To be enrolled, children must have had an IQ > 75, not failed a trial of ATX, met DSM
criteria for ADHD but not other psychiatric comorbidities except ODD/CD and be in good
physical health. Children already taking ADHD medication were enrolled only if the average
symptom score on the ADHD subscale of the Disruptive Behaviors Disorders (DBD) scale was >2
(moderate impairment). ADHD was confirmed by parent report on the DISC and the DBD, which
rates all DSM 3R and IV symptoms of ODD, CD and ODD on a 0-3 likert scale. Subjects were also
required to evidence ADHD symptoms in the classroom as rated on the IOWA Conners.
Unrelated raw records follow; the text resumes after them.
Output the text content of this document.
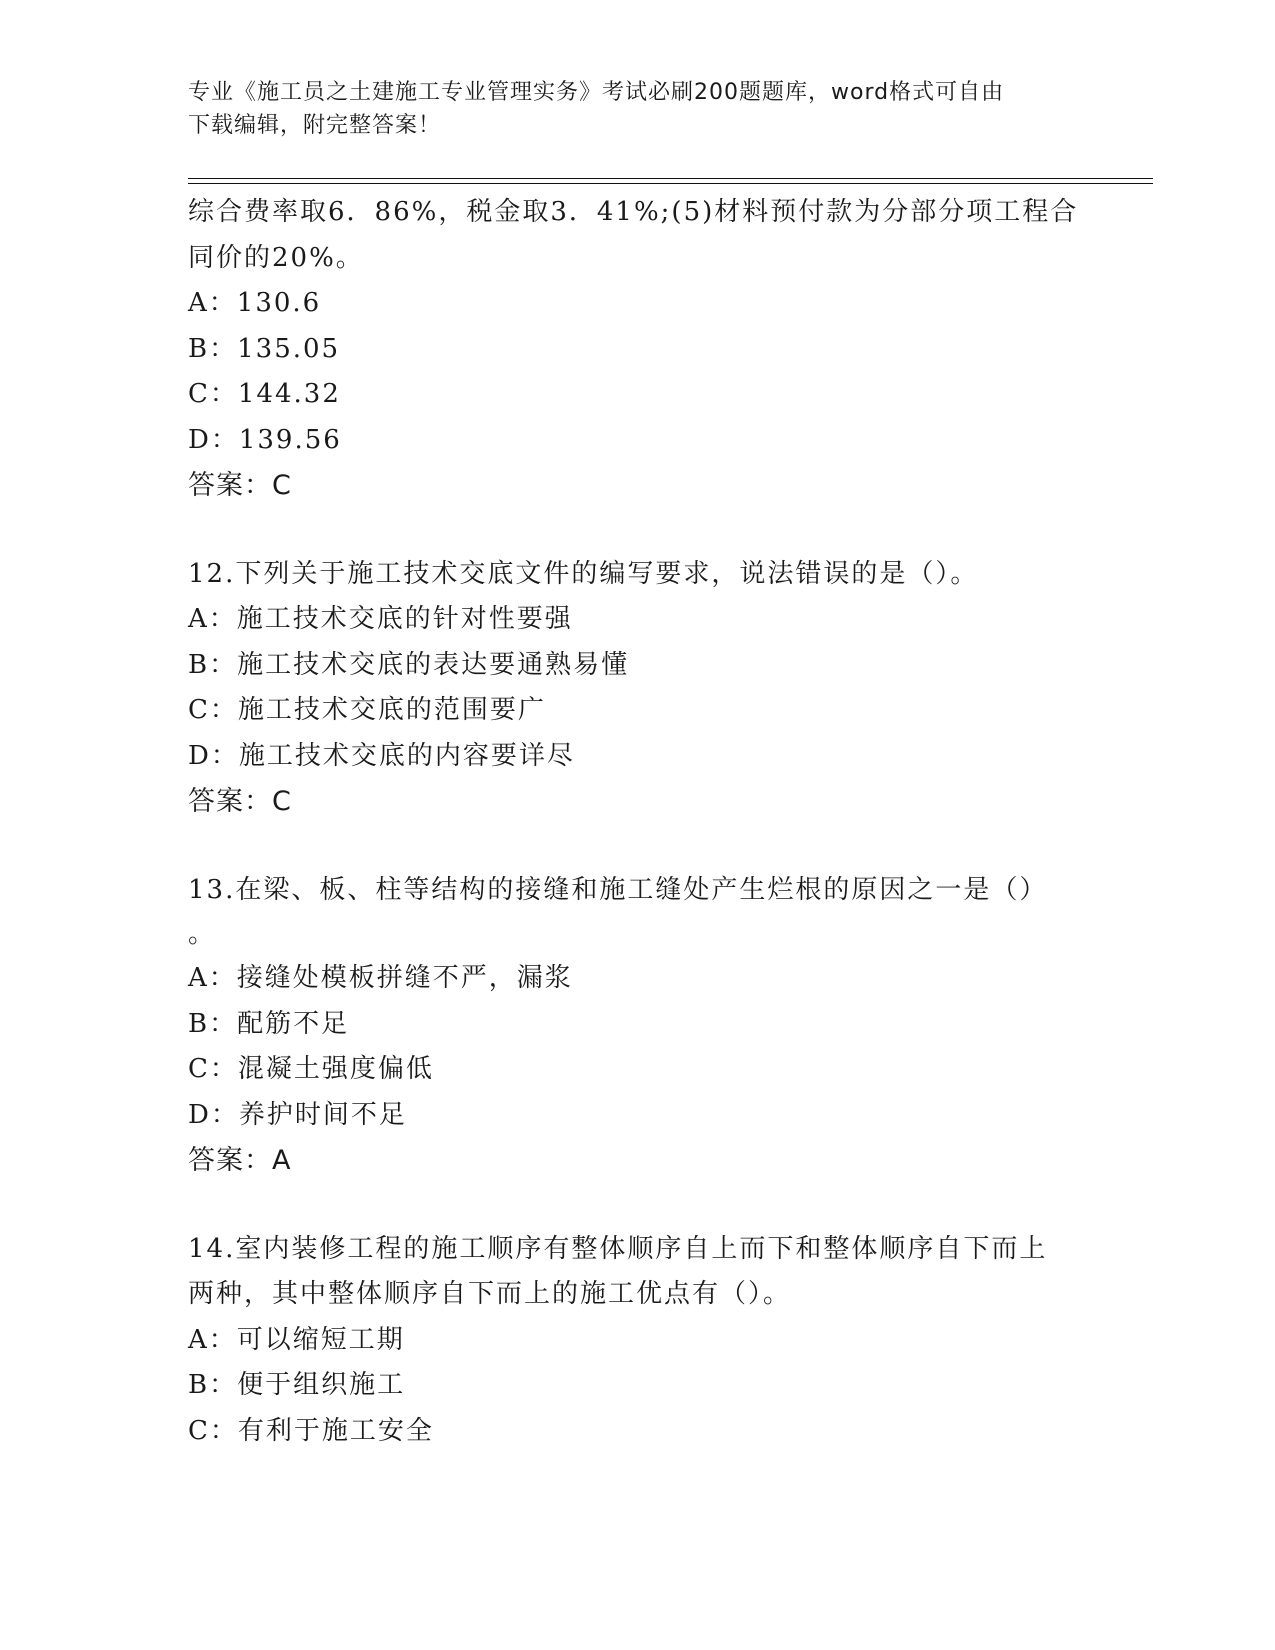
专业《施工员之土建施工专业管理实务》考试必刷200题题库，word格式可自由
下载编辑，附完整答案！
综合费率取6．86%，税金取3．41%;(5)材料预付款为分部分项工程合
同价的20%。
A：130.6
B：135.05
C：144.32
D：139.56
答案：C
12.下列关于施工技术交底文件的编写要求，说法错误的是（）。
A：施工技术交底的针对性要强
B：施工技术交底的表达要通熟易懂
C：施工技术交底的范围要广
D：施工技术交底的内容要详尽
答案：C
13.在梁、板、柱等结构的接缝和施工缝处产生烂根的原因之一是（）
。
A：接缝处模板拼缝不严，漏浆
B：配筋不足
C：混凝土强度偏低
D：养护时间不足
答案：A
14.室内装修工程的施工顺序有整体顺序自上而下和整体顺序自下而上
两种，其中整体顺序自下而上的施工优点有（）。
A：可以缩短工期
B：便于组织施工
C：有利于施工安全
Psychiatric
comorbidities were assessed using the DISC.

Measures of treatment response included:

1. Parents and teacher ratings on the IOWA Conners: 10 item Likert ratings to measure
children's inattention-overactive-impulsive and oppositional-defiant behavior (Milich,
Loney, & Landau, 1982)

2. Parent and teacher ratings on the Impairment Rating Scale (IRS): 8 items using
visual-analogue scales to measure children's functional impairment in peer
relationships, adult-child relationships, academic performance, classroom behavior, and
self esteem (Fabiano et al., 2006).

3. Parent and teacher side effect ratings using a structured list of common side effects
seen with ATX modeled after the Pittsburgh Side Effects Rating Scale (Pelham, 1993).

4. Direct observations of subjects to measure rule violations and on/off task behavior
using a modified version of the COCADD system (Atkins, Pelham & Licht, 1988) in which
trained observers watched children in their classroom for 30 minutes, recording each
rule violation and off-task behavior.

5. Parent and teacher rating on the Social Skills Rating Scale (SSRS): a measure of
teachers' and parents perceptions of children's social and academic skills and of their
overall problem behaviors (Gresham & Elliott, 1990).

Inclusion Criteria:

1. meet DSM-IV diagnostic criteria for ADHD-combined type;

2. estimated IQ of 75 or higher;

3. agree to comply with the randomly assigned treatment condition;

4. enrolled in full time school at first grade level or higher; AND

5. have a primary teacher available to complete ratings for the entire study duration.

Exclusion Criteria:

1. current or past history of seizures (not including benign febrile seizures) or other
neurological disorders;

2. physical conditions that preclude administration of Strattera or other medical illness
that might confound study results or increase the safety risk to subjects exposed to
study treatments (i.e. marked cardiac conduction delay, etc.);

3. prior failed trial of Strattera defined as 3 weeks or more on a daily dose of
Strattera of at least .8mg/kg or a documented inability to tolerate at least
.8mg/kg/day;

4. serious forms of psychopathology other than ADHD, such autism, bipolar disorder,
schizophrenia or any other psychopathology requiring urgent treatment with
psychotropic medication; OR

5. children for whom discontinuation of their current psychotropic medication would
represent a serious risk to themselves or others.

The presence of Oppositional Defiant Disorder (ODD), Conduct Disorder (CD) or learning
disabilities will not result in exclusion from the study as they are commonly occurring
comorbidities that have not been found to moderate response to ADHD treatments (Jensen et
al., 2001). Enrollment in special education services will also not be an exclusionary
criteria as work by this research group has found that such services do not affect response
to ADHD treatments (Niemic, Fabiano, Pelham, & Fuller, 2002).